El hombre se conduce a veces —demasiadas— como ese agente turbulento, díscolo. Conscientemente o no, interviene en la ruptura, más que en la creación, de equilibrios. Es capaz de modificar la forma de la cuenca acogedora del agua, su capacidad, su serena alianza con la proporción. El hombre puede hacer uso del agua como quiera, cuando quiera y cuanto quiera —¿no es en ello el número uno de todas las especies?—, hacer que se mueva, generar energía, convertir secarrales en tierras de regadío, pintar de verde el desierto. Le resulta sencillo lograr que la Naturaleza pierda su equilibrio si lo que realmente importa es su provecho como agente desequilibrante. Tal vez podamos admitir que el hombre no siempre destruye, pero su actitud viene a ser como la de quien cambia las reglas del juego en mitad de la partida.
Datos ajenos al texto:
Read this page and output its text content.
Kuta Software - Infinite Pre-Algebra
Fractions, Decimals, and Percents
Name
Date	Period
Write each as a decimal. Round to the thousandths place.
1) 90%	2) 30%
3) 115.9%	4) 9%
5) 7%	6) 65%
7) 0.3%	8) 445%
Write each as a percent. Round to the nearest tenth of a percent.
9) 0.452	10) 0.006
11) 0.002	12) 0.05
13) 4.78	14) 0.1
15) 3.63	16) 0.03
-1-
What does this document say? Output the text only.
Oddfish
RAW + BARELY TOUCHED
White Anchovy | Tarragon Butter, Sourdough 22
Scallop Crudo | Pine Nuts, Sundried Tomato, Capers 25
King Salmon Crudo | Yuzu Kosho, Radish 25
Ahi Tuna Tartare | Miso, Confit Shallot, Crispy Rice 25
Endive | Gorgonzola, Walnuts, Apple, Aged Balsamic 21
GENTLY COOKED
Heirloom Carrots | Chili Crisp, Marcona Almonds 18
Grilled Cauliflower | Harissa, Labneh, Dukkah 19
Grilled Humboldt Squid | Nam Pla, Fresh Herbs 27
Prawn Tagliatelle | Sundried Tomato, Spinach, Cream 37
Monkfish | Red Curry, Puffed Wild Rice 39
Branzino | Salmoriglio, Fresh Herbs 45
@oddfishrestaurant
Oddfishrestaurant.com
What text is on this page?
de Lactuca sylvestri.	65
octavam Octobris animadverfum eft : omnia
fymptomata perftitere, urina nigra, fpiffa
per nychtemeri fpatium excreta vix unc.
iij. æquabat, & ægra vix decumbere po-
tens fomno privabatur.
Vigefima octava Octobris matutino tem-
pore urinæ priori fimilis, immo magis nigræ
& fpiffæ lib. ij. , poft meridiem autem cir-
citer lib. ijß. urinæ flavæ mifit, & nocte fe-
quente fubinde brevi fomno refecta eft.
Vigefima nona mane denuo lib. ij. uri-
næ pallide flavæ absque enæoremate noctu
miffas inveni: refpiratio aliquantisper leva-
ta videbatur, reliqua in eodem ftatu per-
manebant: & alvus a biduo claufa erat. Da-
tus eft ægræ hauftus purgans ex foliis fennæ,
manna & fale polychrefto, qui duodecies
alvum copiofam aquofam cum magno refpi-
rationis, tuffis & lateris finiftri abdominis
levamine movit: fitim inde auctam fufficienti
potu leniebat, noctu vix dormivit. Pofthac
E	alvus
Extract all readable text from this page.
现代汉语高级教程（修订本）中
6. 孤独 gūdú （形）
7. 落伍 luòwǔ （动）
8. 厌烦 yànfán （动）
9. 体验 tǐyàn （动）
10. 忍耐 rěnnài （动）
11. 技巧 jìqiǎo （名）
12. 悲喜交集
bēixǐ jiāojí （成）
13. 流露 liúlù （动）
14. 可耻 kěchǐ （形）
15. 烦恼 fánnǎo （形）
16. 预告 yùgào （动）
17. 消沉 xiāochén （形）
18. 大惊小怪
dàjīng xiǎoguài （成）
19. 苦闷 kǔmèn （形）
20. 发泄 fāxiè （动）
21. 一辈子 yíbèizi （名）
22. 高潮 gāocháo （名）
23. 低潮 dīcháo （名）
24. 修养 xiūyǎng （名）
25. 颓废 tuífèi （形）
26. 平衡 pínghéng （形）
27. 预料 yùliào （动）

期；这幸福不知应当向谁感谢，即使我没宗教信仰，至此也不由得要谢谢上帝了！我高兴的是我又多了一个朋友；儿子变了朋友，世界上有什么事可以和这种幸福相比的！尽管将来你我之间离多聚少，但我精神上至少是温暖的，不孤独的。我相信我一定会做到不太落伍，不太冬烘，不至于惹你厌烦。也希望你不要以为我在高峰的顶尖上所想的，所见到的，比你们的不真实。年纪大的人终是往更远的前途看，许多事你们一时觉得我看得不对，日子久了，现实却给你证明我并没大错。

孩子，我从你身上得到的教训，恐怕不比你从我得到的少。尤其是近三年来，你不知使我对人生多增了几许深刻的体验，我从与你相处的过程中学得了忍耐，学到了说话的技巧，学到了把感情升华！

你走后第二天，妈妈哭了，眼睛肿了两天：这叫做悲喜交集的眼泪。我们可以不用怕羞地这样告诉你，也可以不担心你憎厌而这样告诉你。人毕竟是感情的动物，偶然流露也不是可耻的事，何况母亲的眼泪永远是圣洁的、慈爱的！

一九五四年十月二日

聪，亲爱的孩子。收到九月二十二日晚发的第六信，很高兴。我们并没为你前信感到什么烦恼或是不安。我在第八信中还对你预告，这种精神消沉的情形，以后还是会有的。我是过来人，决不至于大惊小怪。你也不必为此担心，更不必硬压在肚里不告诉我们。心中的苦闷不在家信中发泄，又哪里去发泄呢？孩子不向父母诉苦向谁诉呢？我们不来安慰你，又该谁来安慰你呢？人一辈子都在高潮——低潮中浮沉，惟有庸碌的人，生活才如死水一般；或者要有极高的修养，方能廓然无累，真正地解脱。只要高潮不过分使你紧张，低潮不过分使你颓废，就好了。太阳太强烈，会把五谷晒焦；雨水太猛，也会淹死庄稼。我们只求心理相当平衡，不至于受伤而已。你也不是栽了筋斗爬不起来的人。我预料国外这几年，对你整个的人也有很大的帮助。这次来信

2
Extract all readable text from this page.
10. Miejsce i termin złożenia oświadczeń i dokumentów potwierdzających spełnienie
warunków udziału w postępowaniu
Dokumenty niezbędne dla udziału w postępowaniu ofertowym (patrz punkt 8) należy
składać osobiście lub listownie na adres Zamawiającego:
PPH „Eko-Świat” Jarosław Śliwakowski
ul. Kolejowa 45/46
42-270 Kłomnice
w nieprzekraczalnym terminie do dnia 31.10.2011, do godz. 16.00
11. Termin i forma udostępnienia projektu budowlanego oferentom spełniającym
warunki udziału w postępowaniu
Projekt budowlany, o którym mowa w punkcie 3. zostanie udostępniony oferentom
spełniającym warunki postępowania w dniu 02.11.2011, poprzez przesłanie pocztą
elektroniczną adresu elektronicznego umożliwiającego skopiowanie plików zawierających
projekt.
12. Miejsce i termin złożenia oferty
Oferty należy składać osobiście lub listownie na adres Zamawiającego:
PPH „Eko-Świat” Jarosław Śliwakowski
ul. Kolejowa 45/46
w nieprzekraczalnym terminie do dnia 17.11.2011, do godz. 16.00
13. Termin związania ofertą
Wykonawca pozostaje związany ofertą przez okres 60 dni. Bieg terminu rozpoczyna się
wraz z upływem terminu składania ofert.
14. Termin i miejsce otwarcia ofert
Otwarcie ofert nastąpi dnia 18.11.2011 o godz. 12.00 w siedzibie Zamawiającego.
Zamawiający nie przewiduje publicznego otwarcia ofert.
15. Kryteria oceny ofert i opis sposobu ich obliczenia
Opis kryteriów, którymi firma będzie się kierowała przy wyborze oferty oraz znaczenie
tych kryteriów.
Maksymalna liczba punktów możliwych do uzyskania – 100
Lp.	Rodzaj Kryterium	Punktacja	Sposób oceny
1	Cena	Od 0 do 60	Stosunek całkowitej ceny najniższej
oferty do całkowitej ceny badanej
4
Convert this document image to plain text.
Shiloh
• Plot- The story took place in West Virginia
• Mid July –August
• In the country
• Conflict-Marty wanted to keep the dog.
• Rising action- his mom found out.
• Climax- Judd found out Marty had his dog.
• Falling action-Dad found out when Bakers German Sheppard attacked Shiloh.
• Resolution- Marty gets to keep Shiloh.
Suele suceder esto cuando nos obcecamos en modelar el entorno en un bienintencionado, pero vano intento por devolver las condiciones naturales a lo natural. ¿No sería mejor dejar que lo que resta de Naturaleza virgen encuentre el equilibrio por su cuenta? En cuestión de horas extraemos combustibles fósiles de las entrañas de la Tierra, recursos que tardaron millones de años en almacenarse y convertirse en lo que son. Luego los quemamos y llenamos el aire de negritud. ¿No es esto alterar el equilibrio del aire, el agua y la tierra? ¿No estamos abriendo la puerta al agitado desequilibrio, a la sinrazón? ¿No convendría hacer uso de los recursos naturales en la medida que se vayan renovando? Si es necesario cortar un árbol, hagámoslo, pero plantemos otro en su lugar. Por lo menos. Consumamos el agua que precisemos, no más. No queramos cambiar el mundo a costa de conmover alianzas.
Aldo Leopold fue, sin lugar a dudas, el pensador más influyente sobre la conservación de la vida silvestre, la tierra y la naturaleza del siglo XX. Trató de proponer una relación ética y afectuosa entre las personas y la naturaleza, porque los humanos formamos parte de la Tierra junto a suelos, aguas, plantas y animales. Si en lugar de perseguir la seguridad, la prosperidad, la comodidad y una vida lo más larga e insípida posible, pensáramos con Thoreau que la naturaleza es lo que preserva el mundo, las cosas nos irían mejor. A nosotros y al mundo. Se hace necesario, por tanto, adoptar un estilo de vida sostenible capaz de reconocer el valor de la tierra y la vida que acoge.
Las especies han evolucionado en busca de su equilibrio, algo que la ineptitud humana está alterando irremisiblemente. El concierto natural ha hecho posible la maravillosa complejidad de la vida y, que sepamos, esto solo es posible en el planeta que nos empeñamos en dominar.
A ambos lados del camino, repartidas entre las altas hierbas de la pradera, numerosas telas de araña atrapan diminutas gotas de rocío que relucen ante los primeros rayos de sol, constructor de equilibrios. Mal hacemos en subestimar las cosas que parecen demasiado pequeñas. Las arañas tejieron estas artísticas redes para no tener que consumir energía en la captura de sus presas. Una manera de mantener su equilibrio vital. Acaso se limitan a reforzar su trampa si detectan cambios atmosféricos que así lo aconsejen. Es su viaje al equilibrio.